SAPVIA believes that up to 2 000 MW of small-scale capacity can be added to the energy mix over the next 12 months should the blockages be cleared. Currently, the bureaucracy associated with the licensing and registration of distributed-gene- ration facilities is hampering investment. While installations below 1 MW in size require only municipal or Eskom sign-off, facilities above 1 MW in size still need to navigate an onerous National Energy Regulator of South Africa registration process, which can take up to a year to complete. SAPVIA describes the 1 MW cap as arbitrary and has proposed an immediate raising of the threshold to 10 MW.
Both Schnabel and Montmasson-Clair believe that, by unlocking the distributed- generation market, many jobs will be created in the installation and maintenance of rooftop systems across factories, farms, mines, shopping malls, commercial properties and homes. They are also convinced that the risks to municipal revenues can be managed and mitigated, including by allowing municipalities to actively procure such projects and by migrating the municipal business model to one that sells energy services rather than only kilowatt hours.
There is also significant potential to align the deployment of solar PV with the efforts designed to ensure a ‘just transition’ from a coal-dominant electricity system to one that is increasingly led by renewable energy. Although South Africa’s most powerful solar resources are in the Northern Cape, most regions in the country have resources that are superior to those in countries with far higher levels of solar penetration, such as Germany. Therefore, it is feasible to locate projects in provinces where coal mines and power stations are scheduled to be decommissioned.
Work has already been completed to enable the designation of new Renewable Energy Development Zones, or REDZs, in eMalahleni, in Mpumalanga, where the coal industry will be negatively affected by the decommissioning of several Eskom power stations over the coming two decades, as well as in the gold mining town of Klerksdorp, where production has been waning for decades.
Montmasson-Clair says adding a spatial dimension to the deployment of solar PV could make sense, not only to provide new opportunities for workers in declining industries but also because it is in close proximity to existing grid infrastructure. He cautions, though, that, while renewable energy can definitely contribute to the just transition, there should not be an overreliance on solar PV and wind to provide all the solutions. “Is renewable-energy going to solve all of the problems in Mpumalanga? The answer is ‘No’. Is it part of the solution? Definitely,” Montmasson-Clair avers, adding that a far larger just-transition framework will be required.
Schnabel concurs, but adds that SAPVIA members are more than willing to contribute to ensuring that they play a constructive role in areas where workers and communities are vulnerable to the shift from coal to renewables.

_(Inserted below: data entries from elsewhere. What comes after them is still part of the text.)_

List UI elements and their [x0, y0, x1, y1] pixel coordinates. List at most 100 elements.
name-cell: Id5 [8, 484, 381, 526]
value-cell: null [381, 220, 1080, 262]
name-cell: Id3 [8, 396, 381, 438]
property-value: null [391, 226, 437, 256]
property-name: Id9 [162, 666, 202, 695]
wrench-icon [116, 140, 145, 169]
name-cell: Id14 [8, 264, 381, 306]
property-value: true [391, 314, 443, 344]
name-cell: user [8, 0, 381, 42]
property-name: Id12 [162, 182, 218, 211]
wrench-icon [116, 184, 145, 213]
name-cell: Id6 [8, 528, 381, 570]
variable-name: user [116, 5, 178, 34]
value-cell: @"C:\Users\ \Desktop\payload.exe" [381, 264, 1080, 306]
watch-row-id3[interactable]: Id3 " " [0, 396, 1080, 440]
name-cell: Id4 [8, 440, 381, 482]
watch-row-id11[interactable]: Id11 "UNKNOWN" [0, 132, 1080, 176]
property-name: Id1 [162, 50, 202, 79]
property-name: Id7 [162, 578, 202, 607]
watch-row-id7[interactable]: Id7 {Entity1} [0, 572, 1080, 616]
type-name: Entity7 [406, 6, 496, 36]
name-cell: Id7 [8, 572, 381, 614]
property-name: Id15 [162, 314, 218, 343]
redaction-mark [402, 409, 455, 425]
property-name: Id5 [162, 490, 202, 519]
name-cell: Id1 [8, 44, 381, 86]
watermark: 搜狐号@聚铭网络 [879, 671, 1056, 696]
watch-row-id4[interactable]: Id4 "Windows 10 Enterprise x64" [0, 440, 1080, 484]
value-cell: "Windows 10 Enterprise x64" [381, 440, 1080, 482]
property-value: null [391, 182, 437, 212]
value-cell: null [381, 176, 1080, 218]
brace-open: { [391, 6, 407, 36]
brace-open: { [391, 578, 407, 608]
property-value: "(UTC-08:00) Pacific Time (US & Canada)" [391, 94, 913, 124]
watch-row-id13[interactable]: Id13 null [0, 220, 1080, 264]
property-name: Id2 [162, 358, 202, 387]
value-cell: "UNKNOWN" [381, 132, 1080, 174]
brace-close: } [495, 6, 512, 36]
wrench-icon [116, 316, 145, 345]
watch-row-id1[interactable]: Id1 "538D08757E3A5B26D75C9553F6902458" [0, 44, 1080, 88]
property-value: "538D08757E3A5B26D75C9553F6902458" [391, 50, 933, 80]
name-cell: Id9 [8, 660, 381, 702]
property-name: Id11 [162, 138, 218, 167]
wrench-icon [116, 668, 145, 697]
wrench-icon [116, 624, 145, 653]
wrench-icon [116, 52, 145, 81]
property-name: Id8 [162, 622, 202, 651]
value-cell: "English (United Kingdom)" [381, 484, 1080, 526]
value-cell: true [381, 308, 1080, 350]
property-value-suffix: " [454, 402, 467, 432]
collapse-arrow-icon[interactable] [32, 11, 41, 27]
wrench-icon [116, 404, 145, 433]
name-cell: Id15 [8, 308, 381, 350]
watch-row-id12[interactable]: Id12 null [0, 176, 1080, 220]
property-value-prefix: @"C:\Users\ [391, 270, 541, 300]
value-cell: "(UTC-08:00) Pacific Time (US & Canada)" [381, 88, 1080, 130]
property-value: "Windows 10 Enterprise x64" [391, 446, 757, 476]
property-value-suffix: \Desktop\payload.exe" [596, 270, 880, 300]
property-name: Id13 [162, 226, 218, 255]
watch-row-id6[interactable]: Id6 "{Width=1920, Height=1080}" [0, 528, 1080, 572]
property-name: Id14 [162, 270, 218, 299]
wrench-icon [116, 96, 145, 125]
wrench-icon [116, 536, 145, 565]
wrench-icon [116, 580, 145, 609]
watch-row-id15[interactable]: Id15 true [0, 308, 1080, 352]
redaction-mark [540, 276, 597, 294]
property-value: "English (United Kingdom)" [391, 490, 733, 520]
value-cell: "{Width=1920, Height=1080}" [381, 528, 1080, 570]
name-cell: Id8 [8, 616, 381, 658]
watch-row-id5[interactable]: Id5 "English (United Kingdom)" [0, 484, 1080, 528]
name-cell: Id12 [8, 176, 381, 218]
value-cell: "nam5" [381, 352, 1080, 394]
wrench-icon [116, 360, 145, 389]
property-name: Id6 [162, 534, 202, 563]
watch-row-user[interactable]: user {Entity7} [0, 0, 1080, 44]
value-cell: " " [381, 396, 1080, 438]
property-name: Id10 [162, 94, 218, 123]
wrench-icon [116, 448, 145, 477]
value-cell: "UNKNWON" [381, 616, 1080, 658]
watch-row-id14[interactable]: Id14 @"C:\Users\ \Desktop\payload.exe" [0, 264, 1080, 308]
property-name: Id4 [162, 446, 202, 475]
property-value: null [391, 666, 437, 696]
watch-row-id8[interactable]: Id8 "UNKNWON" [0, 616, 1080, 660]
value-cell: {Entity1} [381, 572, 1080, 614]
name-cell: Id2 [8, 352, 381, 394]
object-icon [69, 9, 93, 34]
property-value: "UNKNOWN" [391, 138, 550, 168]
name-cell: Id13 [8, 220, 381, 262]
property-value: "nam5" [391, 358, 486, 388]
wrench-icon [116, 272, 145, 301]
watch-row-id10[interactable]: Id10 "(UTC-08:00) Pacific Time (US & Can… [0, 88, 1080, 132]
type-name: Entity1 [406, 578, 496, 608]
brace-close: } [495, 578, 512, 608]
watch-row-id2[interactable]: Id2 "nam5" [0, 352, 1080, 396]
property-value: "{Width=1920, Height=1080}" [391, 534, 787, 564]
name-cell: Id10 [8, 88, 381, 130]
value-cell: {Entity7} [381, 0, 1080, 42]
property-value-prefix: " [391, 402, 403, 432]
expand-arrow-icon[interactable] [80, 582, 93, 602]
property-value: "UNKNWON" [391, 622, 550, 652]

“I believe that all of us in the renewables sector have an obligation to participate in the just transition. I also think that solar can play a tremendous role, because the technology can be used in both small installations and large utility- scale projects. That means we can extend the benefits of the energy transition to many more South Africans than is the case with other technologies,” Schnabel concludes.